Tutti mi guardarono senza fiato.

La mano che stavo stringendo si chiuse a pugno e io pregai che non mi

lasciasse. Solo quando schiusi le palpebre, qualche attimo dopo, mi accorsi

a chi apparteneva.

Rigel alzò gli occhi da me e serrò la mandibola. Piantò le pupille sugli

sguardi di Dalma e Asia - e di un uomo che non avevo mai visto - e con

timbro lapidario sibilò: «Fuori».

Ci fu un lungo istante di silenzio ma non alzai gli occhi. Dopo un po’

sentii il rumore dei loro passi, quando lentamente uscirono.

Anna mi si avvicinò.

«Nica…»

Il suo palmo si posò sul mio viso. Ne sentii il calore sulla guancia. Era il

mio letto quello, era la mia camera. Non ero più al Grave. Realizzai che ciò

che mi aveva trattenuta prima erano solo le coperte che qualcuno mi aveva

rimboccato troppo strette.

Non c’erano cinture né maglie di metallo.
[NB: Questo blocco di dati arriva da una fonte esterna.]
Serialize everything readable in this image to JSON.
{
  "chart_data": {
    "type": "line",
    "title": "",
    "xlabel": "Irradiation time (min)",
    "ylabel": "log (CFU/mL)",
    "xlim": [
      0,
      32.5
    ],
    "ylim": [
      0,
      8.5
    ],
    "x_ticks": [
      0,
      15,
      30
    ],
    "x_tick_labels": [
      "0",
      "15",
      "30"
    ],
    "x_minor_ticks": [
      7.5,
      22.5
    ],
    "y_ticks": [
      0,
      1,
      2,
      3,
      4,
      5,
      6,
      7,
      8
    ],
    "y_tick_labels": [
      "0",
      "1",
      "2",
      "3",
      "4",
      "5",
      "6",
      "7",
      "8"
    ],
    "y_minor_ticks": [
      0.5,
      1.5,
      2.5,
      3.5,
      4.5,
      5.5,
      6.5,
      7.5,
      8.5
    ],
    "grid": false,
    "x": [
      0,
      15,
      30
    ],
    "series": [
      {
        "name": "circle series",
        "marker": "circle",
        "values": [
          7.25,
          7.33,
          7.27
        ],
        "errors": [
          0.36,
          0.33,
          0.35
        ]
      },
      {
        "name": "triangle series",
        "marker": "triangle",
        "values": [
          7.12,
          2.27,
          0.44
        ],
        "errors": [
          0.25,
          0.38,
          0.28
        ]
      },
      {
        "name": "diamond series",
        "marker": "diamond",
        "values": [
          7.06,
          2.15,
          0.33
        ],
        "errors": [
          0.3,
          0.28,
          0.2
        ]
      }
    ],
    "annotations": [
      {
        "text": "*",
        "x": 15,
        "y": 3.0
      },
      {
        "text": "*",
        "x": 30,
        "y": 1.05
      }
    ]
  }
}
«Nica,» sussurrò Anna con voce disperata, «va tutto bene…»

Il materasso si abbassò sotto il suo peso, ma io non riuscii a lasciare il

polso di Rigel. Lo strinsi finché le dita di Anna non scivolarono

delicatamente dentro le mie e non mi convinsero a mollare la presa.

Mi carezzò piano la testa, e io sentii i passi di Rigel allontanarsi: quando

alzai gli occhi per cercarlo vidi solo la porta della stanza che si chiudeva.

«C’è un dottore di là.» Anna mi guardò scossa. «L’abbiamo fatto venire

non appena sei arrivata a casa… Vorrei che ti visitasse. Potresti avere due

linee di febbre e sentire qualche capogiro… Ti ho cambiato i vestiti, ma

forse hai ancora freddo…»

«Mi dispiace», la interruppi in un sussurro spento.

Anna smise di parlare. Mi guardò a labbra socchiuse e io non riuscii a

sostenere i suoi occhi.

Mi sentivo vuota, rotta e difettosa. Mi sentivo distrutta.

«Avrei voluto essere perfetta», confessai. «Per te. Per Norman.»